Les autorités béninoises préparent le redéploiement progressif des activités du marché international de Dantokpa vers de nouveaux sites commerciaux dans le Grand Nokoué. Dans les prochaines semaines, une partie des commerçants devra rejoindre le Pôle commercial Général Mathieu Kérékou (GMK), situé à proximité du Stade de l’Amitié à Cotonou, tandis que les grossistes en produits alimentaires seront orientés vers le Pôle agroalimentaire du Grand Nokoué, communément appelé marché de gros d’Akassato. Derrière cette réorganisation urbaine, c’est tout un écosystème de petits métiers — portefaix, revendeurs, transporteurs — qui retient son souffle. Dans les prochaines semaines, les premières enseignes quitteront Dantokpa pour rejoindre le GMK ou Akassato — un départ qui entraîne bien plus que des cartons à déménager. Car derrière cette relocalisation, c’est toute une chaîne de petits métiers qui devra se réinventer. Ce transfert concerne notamment les secteurs du textile, de la maroquinerie, de la cosmétique et de la bijouterie pour le site GMK. Le marché de gros d’Akassato accueillera, pour sa part, les opérateurs spécialisés dans les denrées alimentaires en grande quantité. Cette réorganisation vise à déconcentrer les activités du plus grand marché à ciel ouvert du pays et à les répartir dans des infrastructures dédiées.
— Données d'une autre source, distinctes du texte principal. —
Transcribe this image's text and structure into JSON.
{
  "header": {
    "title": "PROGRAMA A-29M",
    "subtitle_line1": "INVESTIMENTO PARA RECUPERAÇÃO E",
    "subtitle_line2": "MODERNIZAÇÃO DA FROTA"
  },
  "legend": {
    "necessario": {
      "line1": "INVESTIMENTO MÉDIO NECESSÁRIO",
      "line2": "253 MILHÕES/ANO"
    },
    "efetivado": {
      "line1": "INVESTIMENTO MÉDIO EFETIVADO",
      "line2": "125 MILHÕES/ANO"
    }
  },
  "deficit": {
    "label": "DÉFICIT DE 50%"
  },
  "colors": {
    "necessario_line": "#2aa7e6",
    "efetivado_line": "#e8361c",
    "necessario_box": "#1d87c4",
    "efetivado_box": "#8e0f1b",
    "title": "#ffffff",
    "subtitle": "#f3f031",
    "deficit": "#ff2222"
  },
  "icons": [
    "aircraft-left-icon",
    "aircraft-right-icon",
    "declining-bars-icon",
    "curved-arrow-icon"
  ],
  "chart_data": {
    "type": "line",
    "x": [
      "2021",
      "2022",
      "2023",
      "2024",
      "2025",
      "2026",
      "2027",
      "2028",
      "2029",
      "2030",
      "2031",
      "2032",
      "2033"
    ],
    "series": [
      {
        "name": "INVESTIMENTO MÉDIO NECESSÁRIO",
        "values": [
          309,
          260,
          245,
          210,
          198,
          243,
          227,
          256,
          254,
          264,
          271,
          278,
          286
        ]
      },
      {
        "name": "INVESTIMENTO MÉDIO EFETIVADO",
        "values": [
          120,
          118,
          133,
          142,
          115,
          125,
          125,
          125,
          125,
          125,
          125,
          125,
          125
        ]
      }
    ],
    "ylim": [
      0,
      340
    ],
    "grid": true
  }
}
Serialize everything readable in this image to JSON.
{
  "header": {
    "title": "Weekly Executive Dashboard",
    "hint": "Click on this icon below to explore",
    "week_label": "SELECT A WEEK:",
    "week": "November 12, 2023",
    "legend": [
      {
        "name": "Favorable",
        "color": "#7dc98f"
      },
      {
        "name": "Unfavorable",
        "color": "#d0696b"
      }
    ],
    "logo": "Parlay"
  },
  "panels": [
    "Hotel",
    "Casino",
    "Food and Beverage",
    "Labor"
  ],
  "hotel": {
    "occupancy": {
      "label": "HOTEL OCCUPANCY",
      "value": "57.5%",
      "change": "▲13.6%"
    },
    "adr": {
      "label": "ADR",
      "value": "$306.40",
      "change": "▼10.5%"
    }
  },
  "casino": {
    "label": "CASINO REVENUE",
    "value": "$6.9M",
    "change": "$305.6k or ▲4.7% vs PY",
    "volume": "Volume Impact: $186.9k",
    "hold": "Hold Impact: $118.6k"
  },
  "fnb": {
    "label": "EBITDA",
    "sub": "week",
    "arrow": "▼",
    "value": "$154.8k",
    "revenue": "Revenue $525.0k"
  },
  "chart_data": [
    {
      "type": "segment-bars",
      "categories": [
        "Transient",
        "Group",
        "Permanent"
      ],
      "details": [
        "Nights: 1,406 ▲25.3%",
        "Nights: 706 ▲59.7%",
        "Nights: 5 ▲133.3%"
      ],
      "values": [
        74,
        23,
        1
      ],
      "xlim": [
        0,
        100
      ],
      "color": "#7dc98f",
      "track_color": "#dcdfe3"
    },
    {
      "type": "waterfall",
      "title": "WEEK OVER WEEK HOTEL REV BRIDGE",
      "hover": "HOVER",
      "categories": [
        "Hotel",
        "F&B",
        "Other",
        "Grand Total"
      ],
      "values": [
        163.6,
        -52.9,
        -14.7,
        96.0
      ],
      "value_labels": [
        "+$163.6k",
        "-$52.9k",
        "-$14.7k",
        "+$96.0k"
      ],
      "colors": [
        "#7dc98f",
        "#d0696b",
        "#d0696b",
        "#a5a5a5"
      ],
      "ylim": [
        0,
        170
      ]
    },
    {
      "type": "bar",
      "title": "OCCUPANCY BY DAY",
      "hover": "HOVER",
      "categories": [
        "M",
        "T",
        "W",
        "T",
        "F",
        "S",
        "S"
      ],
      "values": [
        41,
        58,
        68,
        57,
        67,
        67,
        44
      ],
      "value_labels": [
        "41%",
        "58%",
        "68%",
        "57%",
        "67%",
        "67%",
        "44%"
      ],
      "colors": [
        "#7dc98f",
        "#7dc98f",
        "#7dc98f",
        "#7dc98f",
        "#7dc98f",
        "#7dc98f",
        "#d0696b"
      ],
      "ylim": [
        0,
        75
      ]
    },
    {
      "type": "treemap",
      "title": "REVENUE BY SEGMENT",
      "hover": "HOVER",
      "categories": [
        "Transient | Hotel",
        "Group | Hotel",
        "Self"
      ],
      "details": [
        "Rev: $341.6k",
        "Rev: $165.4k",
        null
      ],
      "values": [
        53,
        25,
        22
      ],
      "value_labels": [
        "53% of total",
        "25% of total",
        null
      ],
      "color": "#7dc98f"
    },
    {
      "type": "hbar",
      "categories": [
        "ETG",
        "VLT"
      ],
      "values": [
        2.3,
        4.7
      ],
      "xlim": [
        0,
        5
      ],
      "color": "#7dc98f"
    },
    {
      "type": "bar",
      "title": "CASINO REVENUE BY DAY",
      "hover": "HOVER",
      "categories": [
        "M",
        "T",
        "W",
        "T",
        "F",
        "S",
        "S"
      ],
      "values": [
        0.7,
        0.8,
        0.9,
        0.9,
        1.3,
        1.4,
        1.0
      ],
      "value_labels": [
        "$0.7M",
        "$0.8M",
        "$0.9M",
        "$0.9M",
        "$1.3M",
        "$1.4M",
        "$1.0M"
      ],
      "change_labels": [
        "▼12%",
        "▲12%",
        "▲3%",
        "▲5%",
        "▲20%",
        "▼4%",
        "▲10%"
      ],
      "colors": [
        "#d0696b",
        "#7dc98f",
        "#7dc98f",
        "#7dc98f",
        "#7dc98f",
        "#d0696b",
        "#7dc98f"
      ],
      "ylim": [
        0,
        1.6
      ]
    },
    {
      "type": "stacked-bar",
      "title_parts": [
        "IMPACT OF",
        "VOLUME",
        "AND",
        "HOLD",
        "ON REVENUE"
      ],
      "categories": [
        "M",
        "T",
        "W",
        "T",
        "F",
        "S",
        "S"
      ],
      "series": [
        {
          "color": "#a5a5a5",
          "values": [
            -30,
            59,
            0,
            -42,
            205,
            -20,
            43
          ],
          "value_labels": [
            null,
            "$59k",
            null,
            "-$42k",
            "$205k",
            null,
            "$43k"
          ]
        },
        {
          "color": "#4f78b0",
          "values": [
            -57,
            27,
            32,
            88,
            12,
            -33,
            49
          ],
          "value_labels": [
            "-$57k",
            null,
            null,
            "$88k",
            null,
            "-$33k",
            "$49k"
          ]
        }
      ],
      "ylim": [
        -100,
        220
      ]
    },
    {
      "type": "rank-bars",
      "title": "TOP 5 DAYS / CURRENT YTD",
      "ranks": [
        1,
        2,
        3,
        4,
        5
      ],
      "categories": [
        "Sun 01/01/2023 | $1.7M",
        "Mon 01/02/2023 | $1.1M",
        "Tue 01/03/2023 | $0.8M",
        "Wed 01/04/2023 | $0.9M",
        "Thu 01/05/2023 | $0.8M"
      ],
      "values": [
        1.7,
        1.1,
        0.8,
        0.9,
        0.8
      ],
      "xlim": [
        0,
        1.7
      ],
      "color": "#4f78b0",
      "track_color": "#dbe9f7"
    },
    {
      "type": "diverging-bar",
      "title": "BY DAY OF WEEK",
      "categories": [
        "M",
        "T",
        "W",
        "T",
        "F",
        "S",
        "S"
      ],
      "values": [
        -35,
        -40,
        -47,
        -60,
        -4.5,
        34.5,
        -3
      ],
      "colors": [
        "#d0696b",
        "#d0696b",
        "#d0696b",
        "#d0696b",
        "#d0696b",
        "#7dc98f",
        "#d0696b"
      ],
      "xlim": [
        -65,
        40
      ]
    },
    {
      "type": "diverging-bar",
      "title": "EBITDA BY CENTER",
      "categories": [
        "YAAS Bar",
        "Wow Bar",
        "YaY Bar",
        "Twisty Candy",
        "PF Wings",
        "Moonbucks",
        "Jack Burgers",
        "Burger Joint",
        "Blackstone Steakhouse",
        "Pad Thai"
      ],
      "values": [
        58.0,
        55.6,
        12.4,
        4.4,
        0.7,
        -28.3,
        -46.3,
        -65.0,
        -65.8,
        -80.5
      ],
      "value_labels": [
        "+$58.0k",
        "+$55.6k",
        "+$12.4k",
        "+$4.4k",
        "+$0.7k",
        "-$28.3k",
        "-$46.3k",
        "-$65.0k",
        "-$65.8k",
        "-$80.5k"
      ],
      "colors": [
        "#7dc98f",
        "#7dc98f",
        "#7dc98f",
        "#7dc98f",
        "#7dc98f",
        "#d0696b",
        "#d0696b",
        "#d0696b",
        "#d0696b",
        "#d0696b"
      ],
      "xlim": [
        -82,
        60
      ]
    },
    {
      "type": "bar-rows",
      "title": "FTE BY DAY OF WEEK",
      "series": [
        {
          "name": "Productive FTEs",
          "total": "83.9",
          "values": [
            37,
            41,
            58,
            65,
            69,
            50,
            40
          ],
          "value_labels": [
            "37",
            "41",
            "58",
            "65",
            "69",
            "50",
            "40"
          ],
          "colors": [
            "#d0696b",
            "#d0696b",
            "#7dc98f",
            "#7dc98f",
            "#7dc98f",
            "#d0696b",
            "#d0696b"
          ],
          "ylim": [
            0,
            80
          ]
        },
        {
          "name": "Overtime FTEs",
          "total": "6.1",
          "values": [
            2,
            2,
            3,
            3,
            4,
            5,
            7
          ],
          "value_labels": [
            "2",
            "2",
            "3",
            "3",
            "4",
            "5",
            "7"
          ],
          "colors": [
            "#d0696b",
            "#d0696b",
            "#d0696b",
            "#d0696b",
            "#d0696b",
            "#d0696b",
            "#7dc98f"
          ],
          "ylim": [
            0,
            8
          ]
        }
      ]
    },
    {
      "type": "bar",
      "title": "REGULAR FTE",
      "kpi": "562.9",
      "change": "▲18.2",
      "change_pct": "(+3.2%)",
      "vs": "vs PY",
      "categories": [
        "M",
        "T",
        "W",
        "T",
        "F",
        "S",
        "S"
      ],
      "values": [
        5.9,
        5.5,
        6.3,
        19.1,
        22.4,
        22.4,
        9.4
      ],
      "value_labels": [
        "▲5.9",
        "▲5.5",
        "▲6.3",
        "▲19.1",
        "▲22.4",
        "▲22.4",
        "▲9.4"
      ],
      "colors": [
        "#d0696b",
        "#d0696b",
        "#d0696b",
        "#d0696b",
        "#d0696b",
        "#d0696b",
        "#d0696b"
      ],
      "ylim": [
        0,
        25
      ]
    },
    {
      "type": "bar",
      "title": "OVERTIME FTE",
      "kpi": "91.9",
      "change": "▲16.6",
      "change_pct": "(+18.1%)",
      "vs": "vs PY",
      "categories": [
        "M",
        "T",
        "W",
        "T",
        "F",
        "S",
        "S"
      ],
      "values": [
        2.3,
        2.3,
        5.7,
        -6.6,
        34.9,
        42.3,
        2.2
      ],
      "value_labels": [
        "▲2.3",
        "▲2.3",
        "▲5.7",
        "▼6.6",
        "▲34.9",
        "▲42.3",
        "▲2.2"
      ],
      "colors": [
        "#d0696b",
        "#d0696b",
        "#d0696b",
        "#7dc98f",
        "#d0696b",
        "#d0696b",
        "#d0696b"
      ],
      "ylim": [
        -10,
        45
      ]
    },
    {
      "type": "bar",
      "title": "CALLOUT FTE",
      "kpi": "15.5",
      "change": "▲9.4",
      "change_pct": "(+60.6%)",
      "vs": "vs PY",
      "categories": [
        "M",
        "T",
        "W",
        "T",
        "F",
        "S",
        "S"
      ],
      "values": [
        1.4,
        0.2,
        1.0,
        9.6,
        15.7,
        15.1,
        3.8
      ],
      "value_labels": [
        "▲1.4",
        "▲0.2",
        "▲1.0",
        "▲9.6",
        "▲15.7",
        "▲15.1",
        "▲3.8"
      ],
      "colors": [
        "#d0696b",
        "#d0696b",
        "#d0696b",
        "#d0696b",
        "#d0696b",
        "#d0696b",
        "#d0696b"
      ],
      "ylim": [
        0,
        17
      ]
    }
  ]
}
Les portefaix face à l’inconnue
Au-delà des commerçants, le redéploiement affecte un ensemble d’acteurs informels dont l’activité dépend directement de la configuration actuelle de Dantokpa. Les portefaix, reconnaissables à leurs chariots et à leurs appels pour se frayer un passage dans les allées « Agooo agooo », figurent parmi les premiers concernés. Ces travailleurs assurent le transport des marchandises entre les différents points du marché, pour le compte des vendeurs et des acheteurs. Leur activité repose sur une circulation dense, des volumes importants de produits et une organisation spatiale spécifique. Les nouvelles infrastructures, conçues selon des normes modernes d’aménagement, pourraient modifier les conditions d’exercice de ce métier. L’un des portefaix, résidant à Akpakpa, s’interroge sur la viabilité de son activité si le centre de gravité commercial se déplace vers Akassato. « Je ne sais pas si je pourrai continuer cette activité si vraiment le marché est relocalisé à Akassato », confie-t-il. Il s’interroge également sur la possibilité de circuler avec son chariot dans des espaces dont il ignore encore la configuration. La question du transport quotidien se pose aussi. Le déplacement vers des sites plus éloignés du centre-ville pourrait entraîner des coûts supplémentaires et un temps de trajet plus long pour ces travailleurs, dont les revenus restent liés au volume de clients présents sur place.
Les « tokpa-tokpa » et l’adaptation du transport urbain
Le redéploiement des activités commerciales aura aussi des répercussions sur le transport en commun urbain. Les minibus communément appelés « tokpa-tokpa » assurent depuis des années la liaison entre Dantokpa et plusieurs localités du Grand Nokoué, notamment Porto-Novo, Abomey-Calavi, Ouidah et Godomey.